En application de cet article et en l’absence de stipulation contractuelle contraire, un locataire est en mesure de s’abstenir de verser les loyers à compter de la date de fermeture des locaux ayant fait objet de la décision de fermeture. En effet :
• La décision des autorités est une décision administrative accomplie légalement ;
- Ladite décision empêche le locataire de jouir et d’exploiter les locaux loués ; et,
- “La réduction proportionnelle du loyer” consiste en l’abstention de paiement des loyers pendant toute la durée de l’effet de la décision de fermeture.
En outre, cette lecture juridique se trouve corroborée par les dispositions de l’article 338 du Dahir formant Code des obligations et Contrats, lequel dispose que : «Lorsque l’inexécution de l’obligation provient d’une cause indépendante de la volonté des deux contractants, et sans que le débiteur soit en demeure, le débiteur est libéré, mais n’a plus le droit de demander la prestation qui serait due par l’autre partie. Si l’autre partie a déjà rempli son obligation, elle a le droit, selon les cas, d’en répéter la totalité ou une partie, comme indue.»
Cet article confirme la position ci-dessus dans la mesure où la décision de fermeture des locaux dispense :
- Le propriétaire de son obligation d’assurer la jouissance des lieux ; et, • Le locataire de son obligation de payer les loyers.
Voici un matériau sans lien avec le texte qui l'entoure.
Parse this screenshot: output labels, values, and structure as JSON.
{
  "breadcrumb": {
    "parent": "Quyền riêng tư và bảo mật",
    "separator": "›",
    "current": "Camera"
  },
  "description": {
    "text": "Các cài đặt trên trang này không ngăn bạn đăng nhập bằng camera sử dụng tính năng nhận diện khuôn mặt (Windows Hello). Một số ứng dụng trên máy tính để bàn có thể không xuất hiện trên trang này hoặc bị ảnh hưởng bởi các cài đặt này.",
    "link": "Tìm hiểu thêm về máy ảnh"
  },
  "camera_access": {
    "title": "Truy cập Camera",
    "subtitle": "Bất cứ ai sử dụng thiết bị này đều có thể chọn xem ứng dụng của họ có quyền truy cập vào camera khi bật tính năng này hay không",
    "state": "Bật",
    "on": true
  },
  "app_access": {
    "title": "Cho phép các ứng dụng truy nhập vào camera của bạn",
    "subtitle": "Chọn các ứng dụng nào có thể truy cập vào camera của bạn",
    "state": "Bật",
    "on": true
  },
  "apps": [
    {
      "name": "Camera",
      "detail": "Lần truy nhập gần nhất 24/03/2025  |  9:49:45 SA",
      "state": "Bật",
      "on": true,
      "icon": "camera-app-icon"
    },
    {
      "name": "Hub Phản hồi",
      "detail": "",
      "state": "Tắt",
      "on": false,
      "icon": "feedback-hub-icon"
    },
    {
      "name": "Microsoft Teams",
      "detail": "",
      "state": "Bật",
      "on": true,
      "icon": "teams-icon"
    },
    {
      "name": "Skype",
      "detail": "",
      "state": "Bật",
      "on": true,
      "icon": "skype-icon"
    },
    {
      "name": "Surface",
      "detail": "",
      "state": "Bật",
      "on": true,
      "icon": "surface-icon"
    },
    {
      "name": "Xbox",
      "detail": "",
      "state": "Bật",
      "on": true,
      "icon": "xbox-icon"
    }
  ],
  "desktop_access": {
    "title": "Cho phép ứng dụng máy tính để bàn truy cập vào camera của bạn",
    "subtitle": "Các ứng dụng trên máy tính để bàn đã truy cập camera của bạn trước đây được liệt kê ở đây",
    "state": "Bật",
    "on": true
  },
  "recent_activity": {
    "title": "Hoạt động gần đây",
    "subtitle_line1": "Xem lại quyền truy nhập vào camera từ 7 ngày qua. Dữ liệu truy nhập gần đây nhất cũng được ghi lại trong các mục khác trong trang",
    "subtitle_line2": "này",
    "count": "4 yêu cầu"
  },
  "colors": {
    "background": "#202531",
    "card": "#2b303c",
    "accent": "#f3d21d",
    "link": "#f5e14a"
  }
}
Il en résulte qu’en vertu dudit article toujours et sous réserve des stipulations contractuelles contenues dans les baux, deux scénarii se présentent devant le locataire :
- Soit il demandera la résolution du bail ;
- Soit il sera en mesure de poursuivre la réduction proportionnelle des loyers, ce qui devrait aboutir à une decision de justice l’affranchissant de verser les loyers pendant toute la durée de la fermeture comme décrit ci-dessus ;
En résumé :
- La Covid-19 présente les caractéristiques de la force majeure ;
- Les loyers des locaux ayant fait objet d’une décision administrative de fermeture ne sont pas exigibles durant toute la période de fermeture fixée par voie réglementaire ;
- Le locataire peut soit maintenir le bail et réclamer l’affranchissement des loyers durant ladite période de fermeture ou poursuivre la résolution du bail.
Il est certain que si le contrat de bail comporte des stipulations contraires aux dispositions légales susvisées, il est indispensable d’en étudier le contenu et la teneur, préalablement, à la prise de toute décision.